I was looking over the photos from last spring and I can't believe it has only been a year since they were taken. I know it sounds cliche, but I guess all cliches have some basis in the truth or we wouldn't say them so often. It feels more like ten years have passed, rather than one. If I wasn't so tired right now, I would post some pictures to illustrate my point, but for now, you will just have to take my word for it. The kids have grown up, and there is another one on the way!
I chuckled to myself when reading my most "recent" (If you will) post, and how I went on and on about using things up and making everything from scratch. Lately, I have been wondering how I'm ever going to have time to get the laundry folded and put away, much less baking our bread and whipping our butter. We do still get our milk from a nearby farm, but that practice too, alas, may come to an end, as baby number 5 makes his or her presence more known over the next few months. The farm has become so popular that Farmer Frank (as Jack has dubbed the farmer after a beloved library book) has had to add another day to his weekly distribution schedule and I had to wait in line for 45 minutes today to get my measly 5 gallons of milk! This is no mean feat when you are seven months pregnant. On top of that, it's a 40 minute round trip drive to get the milk. So Jarret and I estimated that we paid about $5 a gallon for the milk, all things considered. As mush as we love the milk, this is too rich for our budget! So, we may just have to streamline the milk-getting right off the to-do list. I actually am quite relieved and amazed that Jarret and I are on the same page about this. Usually, I am the one wanting to throw in the towel on something that was fun for awhile, but the rural charm of which has long since worn away for me. He keeps at it a bit longer. But, I have tried to warn him that this summer will not be like the others.
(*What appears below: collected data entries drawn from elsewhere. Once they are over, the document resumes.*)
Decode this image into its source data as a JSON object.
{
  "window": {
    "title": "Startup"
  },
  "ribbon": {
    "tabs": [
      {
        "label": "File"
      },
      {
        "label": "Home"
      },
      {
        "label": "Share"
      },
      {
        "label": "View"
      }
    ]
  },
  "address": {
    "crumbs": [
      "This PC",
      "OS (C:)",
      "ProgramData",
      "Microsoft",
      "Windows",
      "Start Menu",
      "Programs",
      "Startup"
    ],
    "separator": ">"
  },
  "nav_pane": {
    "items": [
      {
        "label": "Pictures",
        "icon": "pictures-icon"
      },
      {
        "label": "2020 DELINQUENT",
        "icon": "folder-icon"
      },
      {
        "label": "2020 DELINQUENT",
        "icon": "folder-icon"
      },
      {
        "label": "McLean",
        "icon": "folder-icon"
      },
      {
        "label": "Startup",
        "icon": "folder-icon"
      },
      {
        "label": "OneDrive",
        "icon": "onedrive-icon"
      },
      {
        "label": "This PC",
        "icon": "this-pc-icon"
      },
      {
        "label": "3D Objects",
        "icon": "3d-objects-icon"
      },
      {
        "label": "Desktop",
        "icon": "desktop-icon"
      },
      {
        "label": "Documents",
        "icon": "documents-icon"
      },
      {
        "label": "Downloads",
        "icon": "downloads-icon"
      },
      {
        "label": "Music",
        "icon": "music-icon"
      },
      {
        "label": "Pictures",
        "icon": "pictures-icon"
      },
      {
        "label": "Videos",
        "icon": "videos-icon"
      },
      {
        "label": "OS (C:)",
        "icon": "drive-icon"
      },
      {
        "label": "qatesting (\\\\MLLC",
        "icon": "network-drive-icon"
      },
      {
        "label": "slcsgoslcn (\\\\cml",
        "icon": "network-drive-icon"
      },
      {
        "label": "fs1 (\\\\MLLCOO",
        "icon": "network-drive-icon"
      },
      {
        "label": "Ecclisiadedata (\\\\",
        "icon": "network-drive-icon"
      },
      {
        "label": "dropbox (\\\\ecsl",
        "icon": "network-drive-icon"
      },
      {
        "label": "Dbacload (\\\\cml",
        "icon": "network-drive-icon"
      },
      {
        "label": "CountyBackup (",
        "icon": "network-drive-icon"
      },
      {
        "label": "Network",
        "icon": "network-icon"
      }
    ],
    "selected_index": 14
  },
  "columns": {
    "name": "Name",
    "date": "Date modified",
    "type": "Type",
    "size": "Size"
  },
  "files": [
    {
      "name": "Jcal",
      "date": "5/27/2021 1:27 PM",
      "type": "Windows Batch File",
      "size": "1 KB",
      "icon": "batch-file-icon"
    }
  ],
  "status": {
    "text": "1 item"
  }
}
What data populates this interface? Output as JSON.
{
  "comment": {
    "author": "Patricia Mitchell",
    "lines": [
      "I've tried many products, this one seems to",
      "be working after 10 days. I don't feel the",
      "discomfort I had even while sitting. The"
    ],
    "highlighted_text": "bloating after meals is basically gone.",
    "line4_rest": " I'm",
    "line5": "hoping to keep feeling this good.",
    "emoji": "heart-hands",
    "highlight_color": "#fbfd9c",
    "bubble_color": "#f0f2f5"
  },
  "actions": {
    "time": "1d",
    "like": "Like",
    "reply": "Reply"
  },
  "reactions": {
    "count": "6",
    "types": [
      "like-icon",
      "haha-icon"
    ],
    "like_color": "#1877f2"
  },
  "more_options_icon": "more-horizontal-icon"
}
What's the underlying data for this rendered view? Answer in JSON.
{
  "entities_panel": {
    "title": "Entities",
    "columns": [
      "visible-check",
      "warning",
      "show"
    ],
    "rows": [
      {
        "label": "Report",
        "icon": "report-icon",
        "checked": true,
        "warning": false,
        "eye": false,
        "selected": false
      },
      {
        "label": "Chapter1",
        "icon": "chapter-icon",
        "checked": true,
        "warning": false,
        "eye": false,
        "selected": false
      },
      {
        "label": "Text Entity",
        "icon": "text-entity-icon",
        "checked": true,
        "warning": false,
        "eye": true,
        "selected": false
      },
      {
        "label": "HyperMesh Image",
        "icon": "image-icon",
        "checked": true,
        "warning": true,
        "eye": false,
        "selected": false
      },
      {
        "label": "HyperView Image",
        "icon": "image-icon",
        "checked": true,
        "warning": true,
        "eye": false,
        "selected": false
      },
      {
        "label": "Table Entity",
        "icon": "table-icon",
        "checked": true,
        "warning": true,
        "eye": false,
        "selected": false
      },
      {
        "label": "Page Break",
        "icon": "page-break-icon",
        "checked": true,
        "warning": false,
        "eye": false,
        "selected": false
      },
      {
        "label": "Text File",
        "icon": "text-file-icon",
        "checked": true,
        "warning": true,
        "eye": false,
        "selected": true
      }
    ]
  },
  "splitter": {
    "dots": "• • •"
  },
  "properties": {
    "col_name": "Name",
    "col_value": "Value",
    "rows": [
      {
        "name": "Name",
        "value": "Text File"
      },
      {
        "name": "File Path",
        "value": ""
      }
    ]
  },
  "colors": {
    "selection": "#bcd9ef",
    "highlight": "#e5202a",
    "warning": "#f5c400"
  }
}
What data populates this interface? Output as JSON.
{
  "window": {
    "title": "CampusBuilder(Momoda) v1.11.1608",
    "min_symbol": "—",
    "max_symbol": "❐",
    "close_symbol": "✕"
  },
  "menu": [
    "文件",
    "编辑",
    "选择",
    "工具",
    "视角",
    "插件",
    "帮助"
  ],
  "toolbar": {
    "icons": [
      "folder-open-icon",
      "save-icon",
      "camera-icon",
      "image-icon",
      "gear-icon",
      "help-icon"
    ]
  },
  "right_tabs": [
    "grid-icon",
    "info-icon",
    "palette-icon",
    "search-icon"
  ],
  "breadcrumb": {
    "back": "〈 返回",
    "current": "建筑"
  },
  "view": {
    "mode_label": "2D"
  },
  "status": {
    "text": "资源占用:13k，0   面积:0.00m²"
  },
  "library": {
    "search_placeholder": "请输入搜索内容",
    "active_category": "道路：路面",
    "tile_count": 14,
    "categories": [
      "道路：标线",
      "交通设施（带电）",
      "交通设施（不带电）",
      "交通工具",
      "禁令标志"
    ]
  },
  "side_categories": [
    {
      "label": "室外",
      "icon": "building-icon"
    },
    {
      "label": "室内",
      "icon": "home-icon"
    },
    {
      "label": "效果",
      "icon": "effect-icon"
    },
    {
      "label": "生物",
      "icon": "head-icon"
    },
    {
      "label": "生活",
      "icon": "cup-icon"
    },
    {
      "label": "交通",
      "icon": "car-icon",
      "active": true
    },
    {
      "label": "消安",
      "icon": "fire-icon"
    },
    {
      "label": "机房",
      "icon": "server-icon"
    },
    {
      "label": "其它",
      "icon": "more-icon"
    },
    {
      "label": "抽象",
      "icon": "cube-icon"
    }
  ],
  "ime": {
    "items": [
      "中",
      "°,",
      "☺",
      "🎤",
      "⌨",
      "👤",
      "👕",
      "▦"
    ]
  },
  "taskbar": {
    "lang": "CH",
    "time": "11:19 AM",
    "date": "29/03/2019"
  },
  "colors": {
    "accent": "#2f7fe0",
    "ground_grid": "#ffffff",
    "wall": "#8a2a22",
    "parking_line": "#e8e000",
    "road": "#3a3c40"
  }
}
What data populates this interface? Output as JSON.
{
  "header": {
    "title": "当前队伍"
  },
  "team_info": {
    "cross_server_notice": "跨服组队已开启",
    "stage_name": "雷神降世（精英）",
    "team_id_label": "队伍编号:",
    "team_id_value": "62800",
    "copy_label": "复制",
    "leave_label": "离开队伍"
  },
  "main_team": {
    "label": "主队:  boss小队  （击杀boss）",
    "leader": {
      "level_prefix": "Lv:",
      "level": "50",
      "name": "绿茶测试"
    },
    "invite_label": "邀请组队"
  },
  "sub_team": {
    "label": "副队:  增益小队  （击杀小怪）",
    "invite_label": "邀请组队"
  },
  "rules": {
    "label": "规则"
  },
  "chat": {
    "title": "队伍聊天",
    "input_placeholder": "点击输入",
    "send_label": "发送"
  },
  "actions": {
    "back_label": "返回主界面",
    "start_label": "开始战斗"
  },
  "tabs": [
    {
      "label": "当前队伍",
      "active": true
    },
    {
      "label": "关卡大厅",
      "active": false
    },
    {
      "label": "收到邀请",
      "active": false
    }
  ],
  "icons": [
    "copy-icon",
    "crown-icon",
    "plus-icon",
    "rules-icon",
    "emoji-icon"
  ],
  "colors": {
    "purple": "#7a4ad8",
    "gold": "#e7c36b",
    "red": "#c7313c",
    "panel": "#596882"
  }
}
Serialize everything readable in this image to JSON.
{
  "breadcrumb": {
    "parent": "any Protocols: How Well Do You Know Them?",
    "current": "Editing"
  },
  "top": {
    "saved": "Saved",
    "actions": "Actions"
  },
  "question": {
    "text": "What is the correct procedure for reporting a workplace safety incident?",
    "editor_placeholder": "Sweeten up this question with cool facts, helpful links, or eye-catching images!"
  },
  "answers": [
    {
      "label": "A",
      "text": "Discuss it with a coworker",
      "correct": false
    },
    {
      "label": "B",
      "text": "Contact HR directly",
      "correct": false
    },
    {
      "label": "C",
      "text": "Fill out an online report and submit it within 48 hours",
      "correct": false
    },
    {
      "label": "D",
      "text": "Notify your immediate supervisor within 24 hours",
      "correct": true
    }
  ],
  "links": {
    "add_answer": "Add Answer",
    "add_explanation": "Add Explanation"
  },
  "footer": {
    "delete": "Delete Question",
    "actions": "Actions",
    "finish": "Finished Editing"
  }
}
You see, all our other babies were born in the depths of winter, when we had nothing better to do than keep warm and try to sleep. This is after all, what you try to do in the winter. But this baby is due when things just start to warm up around here for Jarret. And while I am looking forward to taking things at a slower pace (that is one of the wonderful things about babies, they give you an excuse to slow down a bit) summer is Jarret's time to live out loud and I think he will have a hard time tempering his summer self. I am not worried though. Jack is an outdoors-man like his father, and the other three are big enough to tag along pretty much anywhere. So if I am left on my own with Baby most of the time, I won't find that too bothersome at all.
Enough on that for this evening.
I have thought a lot about this blog over the past year (again, I can't fathom that a year has passed!) and I realized that I need it to do more for me. So, if you will indulge me, I will let you in on my plans. I am going to use this space to write about whatever strikes my fancy - crosses my mind while I am mopping the floor or ironing Jarret's shirts, or tending the kitchen woodstove. That could mean a family update, but it could also mean an essay on the wonders of my faith and how I am sharing it with my family, my latest feats in the kitchen (and failures too, of course!) or comments on my favorite or current books and magazines. I just need a space to vent, and if you want to share, by all means, you are welcome here. I just ask that you keep your comments thoughtful and polite, because one thing I have noticed over the course of the past year is that everyone seems to have a place where they can think out loud, if you will, and they all seem to have an audience. I have gained much from reading the thoughts of these people, seeing how they live their lives in different and similar ways from the manner in which I live my own. I figure I have just as much of a right to speak out. So, hang on to your hats because here we go!